Modeling Booklet Effects for Nonequivalent Group Designs in Large-Scale Assessment

Educ Psychol Meas. 2015 Aug;75(4):568-584. doi: 10.1177/0013164414554219. Epub 2014 Nov 3.

Abstract

Multiple matrix designs are commonly used in large-scale assessments to distribute test items to students. These designs comprise several booklets, each containing a subset of the complete item pool. Besides reducing the test burden of individual students, using various booklets allows aligning the difficulty of the presented items to the assumed performance level of examined subgroups. While this may improve measurement precision and students' test-taking motivation, using several booklets might influence response behavior and thus constitute a potential source of unwanted variation. To provide guidance to identify and model booklet effects, this study presents statistical models accounting for booklet effects and applies these models in a large-scale assessment setting. Three models are derived from the Rasch model employing the generalized linear mixed models framework.

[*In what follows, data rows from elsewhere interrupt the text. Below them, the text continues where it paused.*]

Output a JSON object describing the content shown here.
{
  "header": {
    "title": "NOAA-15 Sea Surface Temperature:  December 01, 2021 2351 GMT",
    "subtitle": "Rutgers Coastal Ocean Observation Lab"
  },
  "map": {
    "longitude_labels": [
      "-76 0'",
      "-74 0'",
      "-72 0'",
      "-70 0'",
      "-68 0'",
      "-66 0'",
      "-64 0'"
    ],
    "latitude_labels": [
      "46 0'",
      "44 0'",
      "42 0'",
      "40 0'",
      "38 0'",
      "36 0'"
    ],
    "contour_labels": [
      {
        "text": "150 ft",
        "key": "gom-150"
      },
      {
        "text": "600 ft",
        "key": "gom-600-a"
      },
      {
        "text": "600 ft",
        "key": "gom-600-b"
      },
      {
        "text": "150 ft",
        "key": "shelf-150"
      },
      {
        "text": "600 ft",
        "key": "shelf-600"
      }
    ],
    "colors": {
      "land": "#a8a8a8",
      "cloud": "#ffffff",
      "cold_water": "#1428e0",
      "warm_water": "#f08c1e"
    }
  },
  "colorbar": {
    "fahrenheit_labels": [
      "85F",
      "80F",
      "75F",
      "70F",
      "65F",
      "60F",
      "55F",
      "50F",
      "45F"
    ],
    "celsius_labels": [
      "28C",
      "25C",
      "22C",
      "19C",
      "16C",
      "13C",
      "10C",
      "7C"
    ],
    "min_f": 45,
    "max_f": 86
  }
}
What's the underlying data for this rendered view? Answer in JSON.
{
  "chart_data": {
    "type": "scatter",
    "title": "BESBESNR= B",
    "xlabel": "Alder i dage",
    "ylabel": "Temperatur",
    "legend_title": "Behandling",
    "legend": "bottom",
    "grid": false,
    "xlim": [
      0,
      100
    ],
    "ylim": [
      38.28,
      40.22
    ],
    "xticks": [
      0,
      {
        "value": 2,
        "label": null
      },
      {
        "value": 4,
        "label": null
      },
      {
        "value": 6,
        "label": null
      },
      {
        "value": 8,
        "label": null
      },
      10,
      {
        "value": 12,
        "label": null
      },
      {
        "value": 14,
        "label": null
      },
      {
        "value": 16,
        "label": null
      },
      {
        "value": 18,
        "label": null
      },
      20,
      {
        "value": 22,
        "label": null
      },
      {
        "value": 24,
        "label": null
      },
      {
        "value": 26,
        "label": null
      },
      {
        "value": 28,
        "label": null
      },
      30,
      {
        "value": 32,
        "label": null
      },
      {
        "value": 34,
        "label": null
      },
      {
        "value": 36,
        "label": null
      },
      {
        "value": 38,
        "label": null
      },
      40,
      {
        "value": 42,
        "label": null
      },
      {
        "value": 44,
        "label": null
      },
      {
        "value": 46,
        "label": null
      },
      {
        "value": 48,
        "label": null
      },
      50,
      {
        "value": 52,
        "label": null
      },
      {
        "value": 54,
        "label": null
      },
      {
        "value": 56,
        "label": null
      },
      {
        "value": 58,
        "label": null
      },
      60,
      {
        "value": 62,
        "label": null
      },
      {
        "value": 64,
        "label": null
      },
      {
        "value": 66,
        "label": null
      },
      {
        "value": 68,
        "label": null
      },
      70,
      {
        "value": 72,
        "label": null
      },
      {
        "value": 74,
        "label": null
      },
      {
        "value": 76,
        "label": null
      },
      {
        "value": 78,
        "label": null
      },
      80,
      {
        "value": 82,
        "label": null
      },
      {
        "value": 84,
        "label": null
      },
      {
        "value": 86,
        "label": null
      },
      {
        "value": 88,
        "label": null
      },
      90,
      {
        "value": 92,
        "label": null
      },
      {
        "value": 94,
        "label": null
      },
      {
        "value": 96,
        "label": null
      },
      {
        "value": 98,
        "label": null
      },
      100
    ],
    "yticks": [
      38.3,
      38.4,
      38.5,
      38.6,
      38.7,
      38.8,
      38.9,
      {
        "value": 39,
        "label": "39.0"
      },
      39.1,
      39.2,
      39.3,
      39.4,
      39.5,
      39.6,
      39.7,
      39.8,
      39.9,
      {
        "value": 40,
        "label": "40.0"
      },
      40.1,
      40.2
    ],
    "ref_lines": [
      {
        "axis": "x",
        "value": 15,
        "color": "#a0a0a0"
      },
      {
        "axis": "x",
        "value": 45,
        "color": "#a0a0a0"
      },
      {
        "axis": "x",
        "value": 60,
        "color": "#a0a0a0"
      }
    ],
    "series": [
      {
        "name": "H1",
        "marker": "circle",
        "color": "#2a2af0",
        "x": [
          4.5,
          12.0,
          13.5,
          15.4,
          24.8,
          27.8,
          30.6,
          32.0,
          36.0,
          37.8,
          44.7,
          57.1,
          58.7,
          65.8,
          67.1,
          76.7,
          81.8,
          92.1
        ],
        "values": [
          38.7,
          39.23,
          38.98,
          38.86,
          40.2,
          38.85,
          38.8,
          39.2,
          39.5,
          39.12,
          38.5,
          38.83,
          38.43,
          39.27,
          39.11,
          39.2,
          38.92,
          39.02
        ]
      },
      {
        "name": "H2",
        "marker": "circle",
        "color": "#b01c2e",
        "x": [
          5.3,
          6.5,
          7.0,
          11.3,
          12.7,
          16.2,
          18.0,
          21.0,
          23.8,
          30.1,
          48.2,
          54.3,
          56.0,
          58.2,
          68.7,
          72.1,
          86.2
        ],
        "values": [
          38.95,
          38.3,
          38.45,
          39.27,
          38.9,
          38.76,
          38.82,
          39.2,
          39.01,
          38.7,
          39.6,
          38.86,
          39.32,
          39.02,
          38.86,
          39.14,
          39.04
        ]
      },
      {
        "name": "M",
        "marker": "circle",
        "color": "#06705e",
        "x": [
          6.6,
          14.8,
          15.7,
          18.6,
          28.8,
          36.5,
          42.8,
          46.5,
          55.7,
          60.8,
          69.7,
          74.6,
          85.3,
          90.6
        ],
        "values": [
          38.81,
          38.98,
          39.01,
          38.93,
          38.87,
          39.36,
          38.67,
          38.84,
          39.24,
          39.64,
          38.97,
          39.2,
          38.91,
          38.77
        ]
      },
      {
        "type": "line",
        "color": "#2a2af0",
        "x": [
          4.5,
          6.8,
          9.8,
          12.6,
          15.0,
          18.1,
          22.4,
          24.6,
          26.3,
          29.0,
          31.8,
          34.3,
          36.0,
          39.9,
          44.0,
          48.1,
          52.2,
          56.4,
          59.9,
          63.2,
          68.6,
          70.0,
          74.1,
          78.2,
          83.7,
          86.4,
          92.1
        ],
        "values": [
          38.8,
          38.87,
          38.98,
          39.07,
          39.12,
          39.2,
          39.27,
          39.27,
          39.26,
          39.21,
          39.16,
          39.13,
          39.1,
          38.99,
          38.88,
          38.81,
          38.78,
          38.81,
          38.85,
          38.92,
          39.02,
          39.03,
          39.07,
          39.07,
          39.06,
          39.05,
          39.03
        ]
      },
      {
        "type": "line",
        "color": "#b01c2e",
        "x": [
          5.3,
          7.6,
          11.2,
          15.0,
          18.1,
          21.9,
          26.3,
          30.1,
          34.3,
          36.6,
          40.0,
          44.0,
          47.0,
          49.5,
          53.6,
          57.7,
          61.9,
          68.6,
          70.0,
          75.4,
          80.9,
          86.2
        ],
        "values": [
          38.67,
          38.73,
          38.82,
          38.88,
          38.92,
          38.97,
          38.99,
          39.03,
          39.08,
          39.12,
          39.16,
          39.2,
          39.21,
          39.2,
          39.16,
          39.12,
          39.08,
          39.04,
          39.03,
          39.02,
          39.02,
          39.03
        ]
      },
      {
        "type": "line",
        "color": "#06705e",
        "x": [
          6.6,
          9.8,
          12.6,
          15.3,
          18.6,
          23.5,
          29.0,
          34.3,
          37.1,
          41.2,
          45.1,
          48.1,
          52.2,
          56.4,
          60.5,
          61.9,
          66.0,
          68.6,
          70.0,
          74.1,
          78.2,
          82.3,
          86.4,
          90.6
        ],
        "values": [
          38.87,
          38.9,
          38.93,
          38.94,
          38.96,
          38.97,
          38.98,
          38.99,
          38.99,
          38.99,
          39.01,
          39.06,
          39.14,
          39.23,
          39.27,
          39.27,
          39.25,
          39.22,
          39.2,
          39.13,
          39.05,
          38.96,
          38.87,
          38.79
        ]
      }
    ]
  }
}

The models were applied to data from a national educational standards assessment study for scientific competence. A total of 1,021 items were compiled to 74 booklets distributed to a sample of 9,044 students of Grades 9 and 10. The results revealed a small but nonnegligible booklet effect. For further large-scale assessment studies, it is recommended to examine whether booklet effects occur and to adequately account for them in the subsequent analyses where necessary.

Keywords: context effects; generalized linear mixed models (GLMM); large-scale assessment; multiple matrix sampling; nonequivalent groups; testing.